NEW YORK — Disney did something extraordinary Thursday, giving investors a rare three-year financial outlook, even at a time of economic uncertainty.
The company said that it has deep faith its investments in its massive park expansions, movie pipeline and even its linear television assets will pay off. Shares of Disney (DIS) are exploding higher – up 10% just after the market open Thursday.
Net income shot up 74% in the quarter to $460 million, or 25 cents a share, bring its full fiscal year earnings in just shy of $5 billion.
It said it expects adjusted EPS for the new fiscal year to rise in the high single digits, and double-digit adjusted EPS growth in fiscal 2026 and 2027, which runs through September of those years.
It also signaled that it has turned the corner on the streaming business, which only reported its first profitable quarter in the period ending in June when the segment posted a narrow $47 million profit. Thursday it reported profits soared to $321 million in the most recent quarter, bringing full year profits there to $134 million, compared to the $2.6 billion loss the previous fiscal year.

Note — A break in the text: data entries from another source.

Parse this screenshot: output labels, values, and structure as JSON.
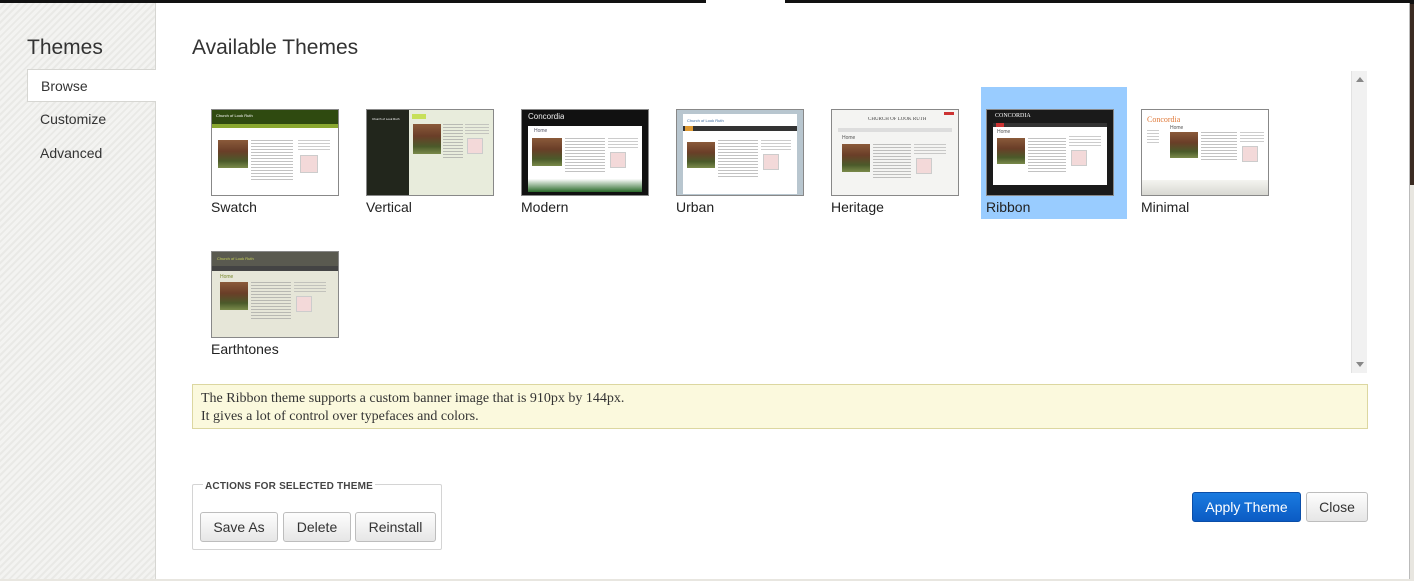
{
  "sidebar": {
    "title": "Themes",
    "items": [
      {
        "label": "Browse",
        "active": true
      },
      {
        "label": "Customize",
        "active": false
      },
      {
        "label": "Advanced",
        "active": false
      }
    ]
  },
  "main": {
    "title": "Available Themes",
    "selected_theme": "Ribbon",
    "themes": [
      {
        "name": "Swatch"
      },
      {
        "name": "Vertical"
      },
      {
        "name": "Modern"
      },
      {
        "name": "Urban"
      },
      {
        "name": "Heritage"
      },
      {
        "name": "Ribbon"
      },
      {
        "name": "Minimal"
      },
      {
        "name": "Earthtones"
      }
    ],
    "description_line1": "The Ribbon theme supports a custom banner image that is 910px by 144px.",
    "description_line2": "It gives a lot of control over typefaces and colors."
  },
  "actions": {
    "legend": "ACTIONS FOR SELECTED THEME",
    "save_as": "Save As",
    "delete": "Delete",
    "reinstall": "Reinstall"
  },
  "footer": {
    "apply": "Apply Theme",
    "close": "Close"
  },
  "thumbnails": {
    "swatch_site_name": "Church of Look Ruth",
    "vertical_site_name": "Church of Look Ruth",
    "modern_site_name": "Concordia",
    "modern_heading": "Home",
    "urban_site_name": "Church of Look Ruth",
    "heritage_site_name": "CHURCH OF LOOK RUTH",
    "heritage_heading": "Home",
    "ribbon_site_name": "CONCORDIA",
    "ribbon_heading": "Home",
    "minimal_site_name": "Concordia",
    "minimal_heading": "Home",
    "earthtones_site_name": "Church of Look Ruth",
    "earthtones_heading": "Home"
  },
  "colors": {
    "accent": "#0b5bc4",
    "selected_tile": "#99ccff",
    "description_bg": "#fbf9dd"
  }
}
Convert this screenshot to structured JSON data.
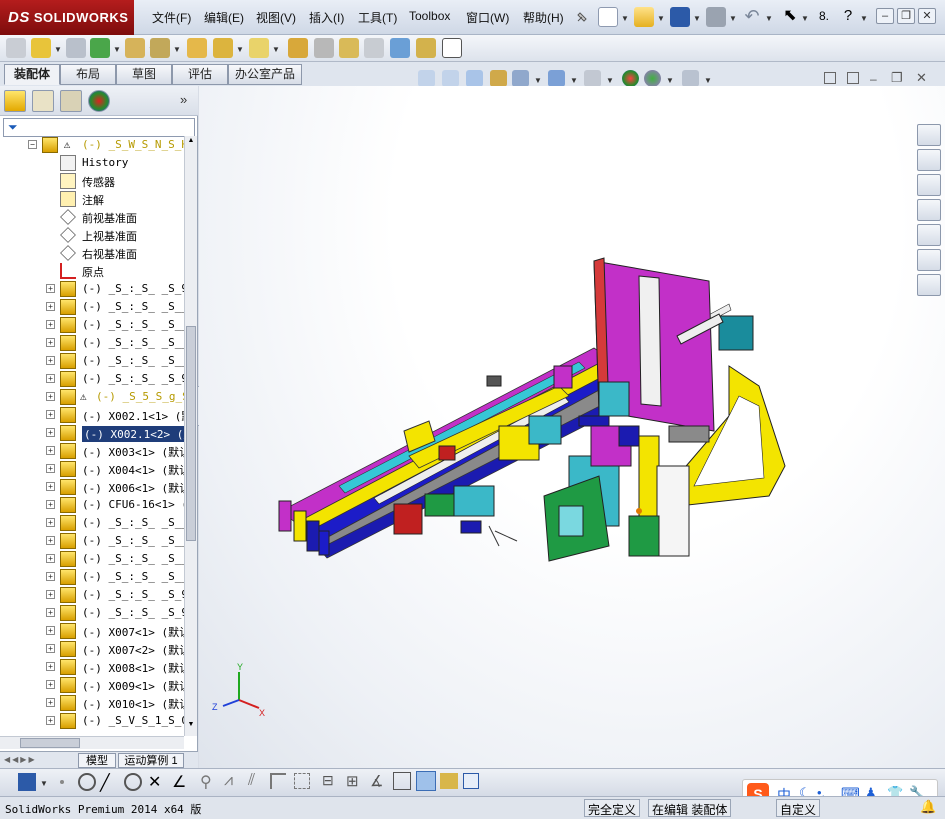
{
  "app": {
    "name": "SOLIDWORKS",
    "logo_prefix": "DS"
  },
  "menu": {
    "items": [
      "文件(F)",
      "编辑(E)",
      "视图(V)",
      "插入(I)",
      "工具(T)",
      "Toolbox",
      "窗口(W)",
      "帮助(H)"
    ]
  },
  "tabs": [
    "装配体",
    "布局",
    "草图",
    "评估",
    "办公室产品"
  ],
  "feature_tree": {
    "root": "(-) _S_W_S_N_S_H_",
    "items": [
      {
        "label": "History",
        "icon": "history-icon",
        "exp": ""
      },
      {
        "label": "传感器",
        "icon": "sensor-icon",
        "exp": ""
      },
      {
        "label": "注解",
        "icon": "annotation-icon",
        "exp": ""
      },
      {
        "label": "前视基准面",
        "icon": "plane-icon",
        "exp": ""
      },
      {
        "label": "上视基准面",
        "icon": "plane-icon",
        "exp": ""
      },
      {
        "label": "右视基准面",
        "icon": "plane-icon",
        "exp": ""
      },
      {
        "label": "原点",
        "icon": "origin-icon",
        "exp": ""
      },
      {
        "label": "(-) _S_:_S_ _S_9_",
        "icon": "subassembly-icon",
        "exp": "+"
      },
      {
        "label": "(-) _S_:_S_ _S___",
        "icon": "subassembly-icon",
        "exp": "+"
      },
      {
        "label": "(-) _S_:_S_ _S___",
        "icon": "subassembly-icon",
        "exp": "+"
      },
      {
        "label": "(-) _S_:_S_ _S___",
        "icon": "subassembly-icon",
        "exp": "+"
      },
      {
        "label": "(-) _S_:_S_ _S___",
        "icon": "subassembly-icon",
        "exp": "+"
      },
      {
        "label": "(-) _S_:_S_ _S_9_",
        "icon": "subassembly-icon",
        "exp": "+"
      },
      {
        "label": "(-) _S_5_S_g_S_",
        "icon": "warning-subassembly-icon",
        "exp": "+"
      },
      {
        "label": "(-) X002.1<1> (默",
        "icon": "subassembly-icon",
        "exp": "+"
      },
      {
        "label": "(-) X002.1<2> (默",
        "icon": "subassembly-icon",
        "exp": "+",
        "selected": true
      },
      {
        "label": "(-) X003<1> (默认",
        "icon": "subassembly-icon",
        "exp": "+"
      },
      {
        "label": "(-) X004<1> (默认",
        "icon": "subassembly-icon",
        "exp": "+"
      },
      {
        "label": "(-) X006<1> (默认",
        "icon": "subassembly-icon",
        "exp": "+"
      },
      {
        "label": "(-) CFU6-16<1> (",
        "icon": "subassembly-icon",
        "exp": "+"
      },
      {
        "label": "(-) _S_:_S_ _S___",
        "icon": "subassembly-icon",
        "exp": "+"
      },
      {
        "label": "(-) _S_:_S_ _S___",
        "icon": "subassembly-icon",
        "exp": "+"
      },
      {
        "label": "(-) _S_:_S_ _S___",
        "icon": "subassembly-icon",
        "exp": "+"
      },
      {
        "label": "(-) _S_:_S_ _S___",
        "icon": "subassembly-icon",
        "exp": "+"
      },
      {
        "label": "(-) _S_:_S_ _S_9_",
        "icon": "subassembly-icon",
        "exp": "+"
      },
      {
        "label": "(-) _S_:_S_ _S_9_",
        "icon": "subassembly-icon",
        "exp": "+"
      },
      {
        "label": "(-) X007<1> (默认",
        "icon": "subassembly-icon",
        "exp": "+"
      },
      {
        "label": "(-) X007<2> (默认",
        "icon": "subassembly-icon",
        "exp": "+"
      },
      {
        "label": "(-) X008<1> (默认",
        "icon": "subassembly-icon",
        "exp": "+"
      },
      {
        "label": "(-) X009<1> (默认",
        "icon": "subassembly-icon",
        "exp": "+"
      },
      {
        "label": "(-) X010<1> (默认",
        "icon": "subassembly-icon",
        "exp": "+"
      },
      {
        "label": "(-) _S_V_S_1_S_0_",
        "icon": "subassembly-icon",
        "exp": "+"
      }
    ]
  },
  "bottom_tabs": [
    "模型",
    "运动算例 1"
  ],
  "status": {
    "product": "SolidWorks Premium 2014 x64 版",
    "defined": "完全定义",
    "editing": "在编辑 装配体",
    "custom": "自定义"
  },
  "ime": {
    "lang": "中"
  },
  "triad": {
    "x": "X",
    "y": "Y",
    "z": "Z"
  },
  "colors": {
    "brand_red": "#a3161a",
    "selection_blue": "#1f3d7a",
    "warning_yellow": "#ffd400"
  }
}
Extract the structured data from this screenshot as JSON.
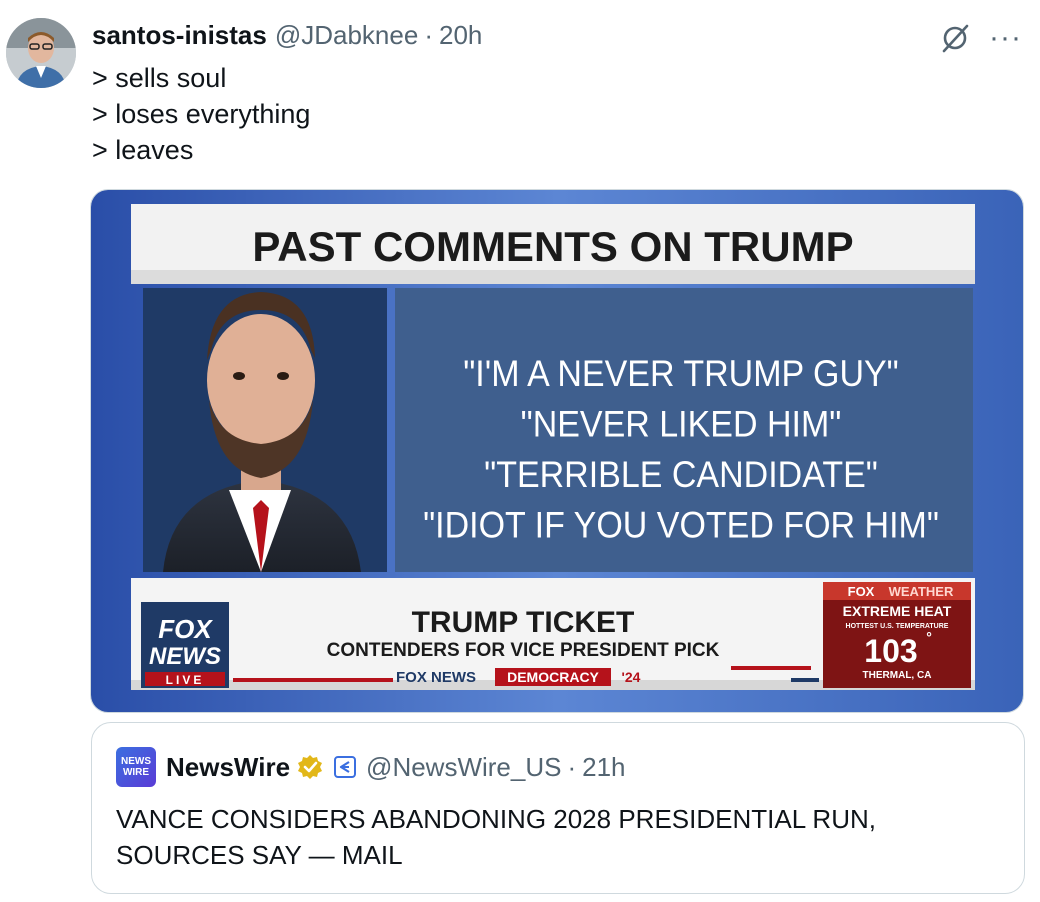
{
  "author": {
    "display_name": "santos-inistas",
    "handle": "@JDabknee",
    "separator": "·",
    "time": "20h"
  },
  "tweet_text": {
    "lines": [
      "> sells soul",
      "> loses everything",
      "> leaves"
    ]
  },
  "media": {
    "headline": "PAST COMMENTS ON TRUMP",
    "quotes": [
      "\"I'M A NEVER TRUMP GUY\"",
      "\"NEVER LIKED HIM\"",
      "\"TERRIBLE CANDIDATE\"",
      "\"IDIOT IF YOU VOTED FOR HIM\""
    ],
    "logo_line1": "FOX",
    "logo_line2": "NEWS",
    "logo_live": "LIVE",
    "ticker_title": "TRUMP TICKET",
    "ticker_sub": "CONTENDERS FOR VICE PRESIDENT PICK",
    "ticker_brand": "FOX NEWS",
    "ticker_tag": "DEMOCRACY",
    "ticker_year": "'24",
    "weather_brand1": "FOX",
    "weather_brand2": "WEATHER",
    "weather_alert": "EXTREME HEAT",
    "weather_sub": "HOTTEST U.S. TEMPERATURE",
    "weather_temp": "103",
    "weather_deg": "°",
    "weather_place": "THERMAL, CA",
    "colors": {
      "navy": "#1f3a66",
      "panel": "#3f5f8e",
      "red": "#b5121b"
    }
  },
  "quote": {
    "logo_line1": "NEWS",
    "logo_line2": "WIRE",
    "name": "NewsWire",
    "handle": "@NewsWire_US",
    "separator": "·",
    "time": "21h",
    "text": "VANCE CONSIDERS ABANDONING 2028 PRESIDENTIAL RUN, SOURCES SAY — MAIL"
  },
  "icons": {
    "grok": "grok-icon",
    "more": "more-icon",
    "verified": "verified-badge-icon",
    "affiliate": "affiliate-badge-icon"
  }
}
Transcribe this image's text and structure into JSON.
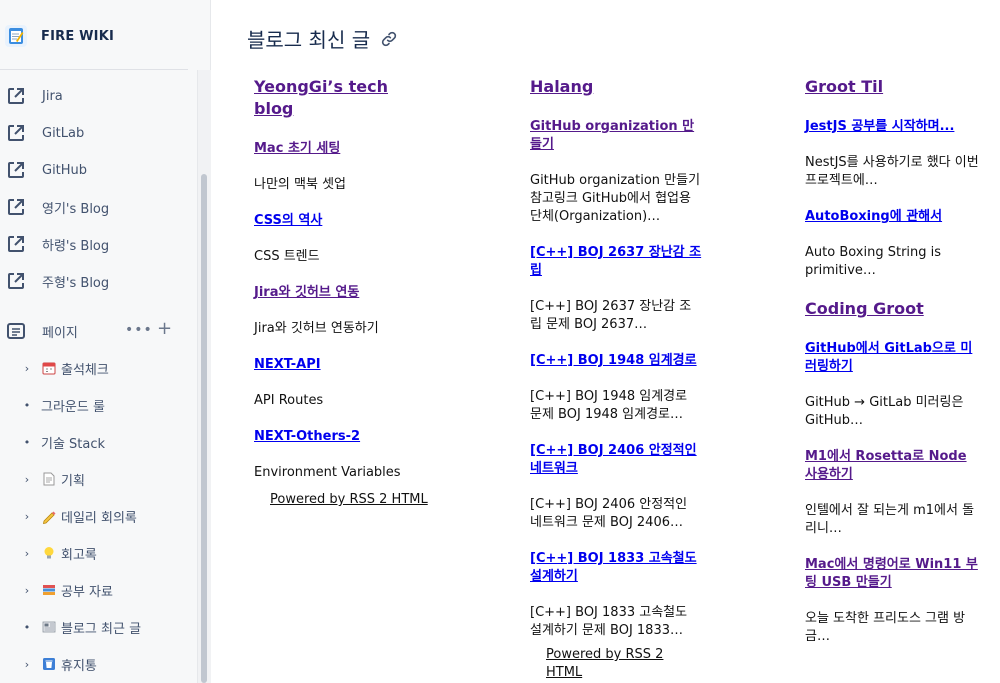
{
  "sidebar": {
    "space_title": "FIRE WIKI",
    "links": [
      {
        "label": "Jira"
      },
      {
        "label": "GitLab"
      },
      {
        "label": "GitHub"
      },
      {
        "label": "영기's Blog"
      },
      {
        "label": "하령's Blog"
      },
      {
        "label": "주형's Blog"
      }
    ],
    "pages_label": "페이지",
    "pages_more": "•••",
    "pages_add": "+",
    "tree": [
      {
        "label": "출석체크",
        "marker": "›",
        "icon": "calendar-icon"
      },
      {
        "label": "그라운드 룰",
        "marker": "•",
        "icon": ""
      },
      {
        "label": "기술 Stack",
        "marker": "•",
        "icon": ""
      },
      {
        "label": "기획",
        "marker": "›",
        "icon": "page-icon"
      },
      {
        "label": "데일리 회의록",
        "marker": "›",
        "icon": "pencil-icon"
      },
      {
        "label": "회고록",
        "marker": "›",
        "icon": "lightbulb-icon"
      },
      {
        "label": "공부 자료",
        "marker": "›",
        "icon": "books-icon"
      },
      {
        "label": "블로그 최근 글",
        "marker": "•",
        "icon": "newspaper-icon"
      },
      {
        "label": "휴지통",
        "marker": "›",
        "icon": "trash-icon"
      }
    ]
  },
  "main": {
    "title": "블로그 최신 글",
    "columns": [
      {
        "blog": "YeongGi’s tech blog",
        "posts": [
          {
            "title": "Mac 초기 세팅",
            "desc": "나만의 맥북 셋업",
            "visited": true
          },
          {
            "title": "CSS의 역사",
            "desc": "CSS 트렌드",
            "visited": false
          },
          {
            "title": "Jira와 깃허브 연동",
            "desc": "Jira와 깃허브 연동하기",
            "visited": true
          },
          {
            "title": "NEXT-API",
            "desc": "API Routes",
            "visited": false
          },
          {
            "title": "NEXT-Others-2",
            "desc": "Environment Variables",
            "visited": false
          }
        ],
        "powered": "Powered by RSS 2 HTML"
      },
      {
        "blog": "Halang",
        "posts": [
          {
            "title": "GitHub organization 만들기",
            "desc": "GitHub organization 만들기 참고링크 GitHub에서 협업용 단체(Organization)…",
            "visited": true
          },
          {
            "title": "[C++] BOJ 2637 장난감 조립",
            "desc": "[C++] BOJ 2637 장난감 조립 문제 BOJ 2637…",
            "visited": false
          },
          {
            "title": "[C++] BOJ 1948 임계경로",
            "desc": "[C++] BOJ 1948 임계경로 문제 BOJ 1948 임계경로…",
            "visited": false
          },
          {
            "title": "[C++] BOJ 2406 안정적인 네트워크",
            "desc": "[C++] BOJ 2406 안정적인 네트워크 문제 BOJ 2406…",
            "visited": false
          },
          {
            "title": "[C++] BOJ 1833 고속철도 설계하기",
            "desc": "[C++] BOJ 1833 고속철도 설계하기 문제 BOJ 1833…",
            "visited": false
          }
        ],
        "powered": "Powered by RSS 2 HTML"
      },
      {
        "blog": "Groot Til",
        "posts": [
          {
            "title": "JestJS 공부를 시작하며...",
            "desc": "NestJS를 사용하기로 했다 이번 프로젝트에…",
            "visited": false
          },
          {
            "title": "AutoBoxing에 관해서",
            "desc": "Auto Boxing String is primitive…",
            "visited": false
          }
        ],
        "blog2": "Coding Groot",
        "posts2": [
          {
            "title": "GitHub에서 GitLab으로 미러링하기",
            "desc": "GitHub → GitLab 미러링은 GitHub…",
            "visited": false
          },
          {
            "title": "M1에서 Rosetta로 Node 사용하기",
            "desc": "인텔에서 잘 되는게 m1에서 돌리니…",
            "visited": true
          },
          {
            "title": "Mac에서 명령어로 Win11 부팅 USB 만들기",
            "desc": "오늘 도착한 프리도스 그램 방금…",
            "visited": true
          }
        ]
      }
    ]
  },
  "colors": {
    "visited_link": "#551a8b",
    "unvisited_link": "#0000ee",
    "sidebar_bg": "#f7f8f9"
  }
}
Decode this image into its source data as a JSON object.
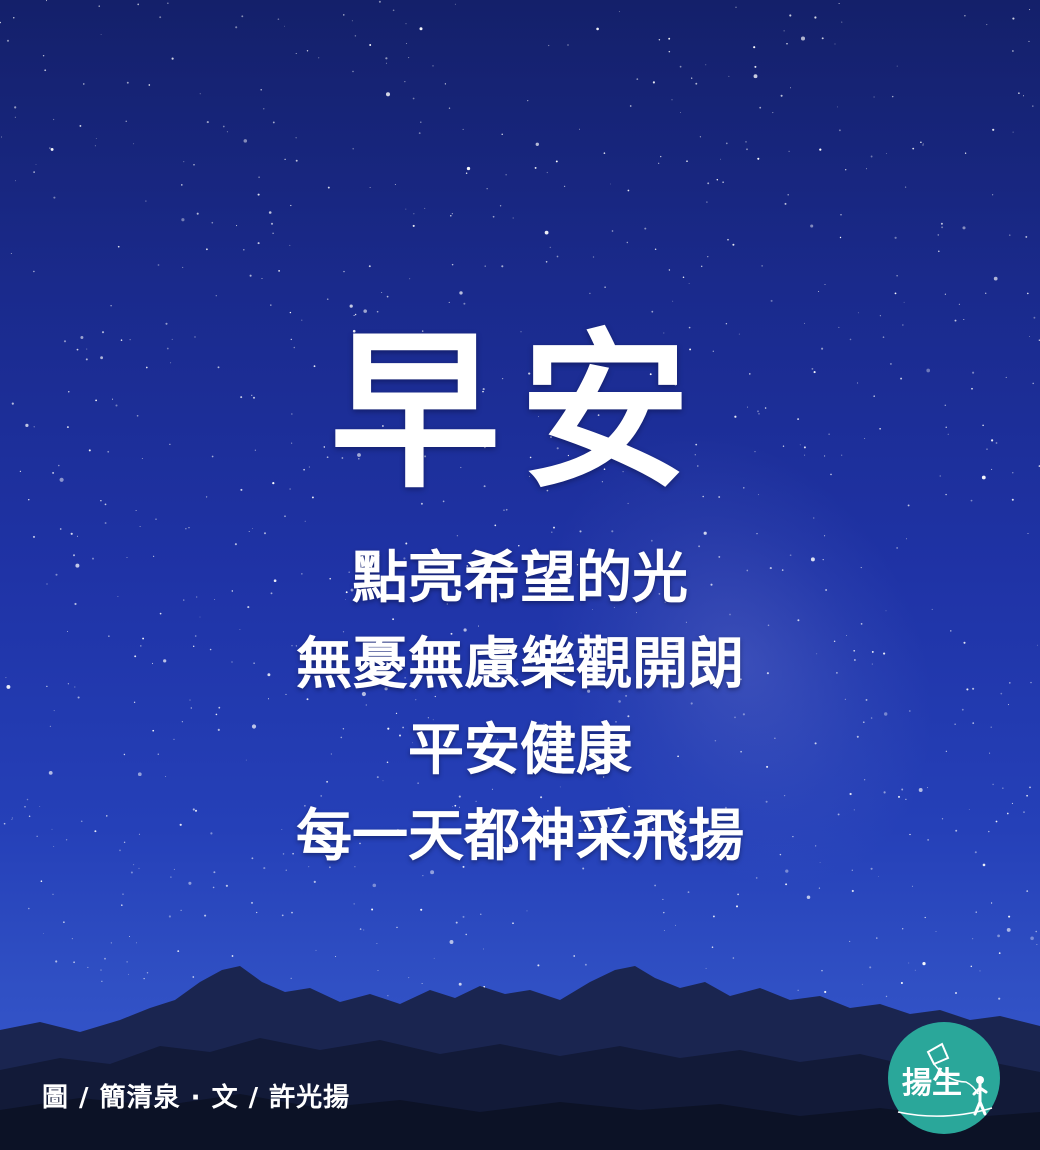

And it forecast profits from streaming will rise another $875 million in the new fiscal year, helping to lift results. Legacy media companies such as Disney that have gotten into streaming in the last five years have struggled to make the business profitable as they sought to catch up with Netflix, which had been the only profitable streaming service until recently.
Disney needs to have improved results from streaming as its cable and broadcast network business continues to suffer from a combination of ad sales declines an cord cutting by consumers. Operating profits from that segement plunged 38%. But that was balanced out by a $725 million jump in revenue from its “content sales” such as movie box office, as the its films Deadpool & Wolverine and the Pixar movie Inside Out 2 both set box office records.
The rise in Disney shares is good news for its shareholders, who have seen its stock lose 17% of its value since a 52-week high reached in April and almost half their value since 2021, coming out of the worst of the pandemic.